Sébastien Lecornu recueillera les différentes positions durant son séjour, mais aucune décision ne sera prise dans ce laps de temps. On peut imaginer que l’État, qui s’est engagé à organiser ce référendum demandé par les indépendantistes, se donnera le temps de voir de quelle manière la situation évolue dans les prochaines semaines et de tout faire pour qu’elle évolue dans le bon sens.
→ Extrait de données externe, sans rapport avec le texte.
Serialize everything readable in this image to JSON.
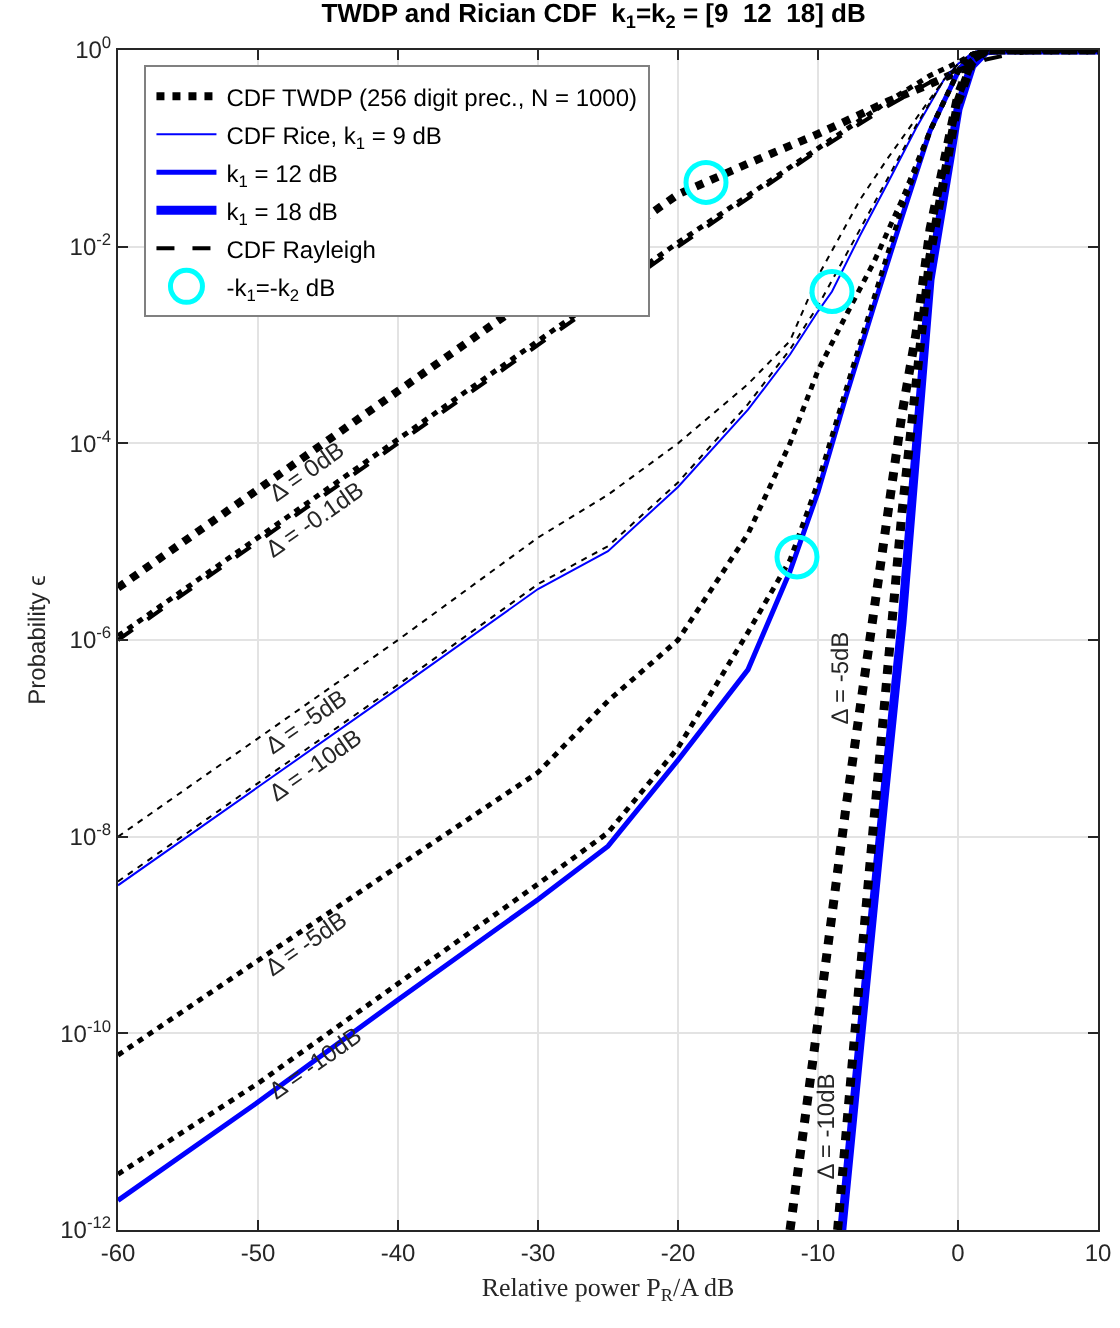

Mais la gestion de cette problématique sera assurément difficile avec un équilibre à trouver entre la prise en compte du traumatisme réel subi par la population calédonienne durant cette crise, une possible instrumentalisation de cette crise et l’importance que la démocratie s’exerce et ce dans les temps impartis, avant la fin de l’Accord de Nouméa.

 


 

« Si l’épidémie est sous contrôle, le référendum pourra se tenir »

Lors de ses différentes interventions, Sébastien Lecornu a observé que la situation sanitaire était pour l’heure « tendue, mais tenue ». Tout en insistant sur l’humilité qu’il faut avoir face à cette crise, il a aussi répété que « dans une démocratie, on tient ses élections à l’heure ». Selon lui, le principe général veut que l’élection se tienne si l’épidémie est sous contrôle et que seule une épidémie « hors de contrôle » pourrait impliquer une exception et bousculer l’agenda.

Il a rappelé que la planète entière vit désormais sous Covid et qu’il faut aussi apprendre à vivre avec et à voter désormais autrement. Sébastien Lecornu a enfin renvoyé les Calédoniens à leur responsabilité sur le timing interrogeant la longue stratégie Covid-Free du territoire. Si celle-ci était utile le temps de prévoir la campagne de vaccination, du temps a ensuite été perdu… Notamment pour les questions institutionnelles.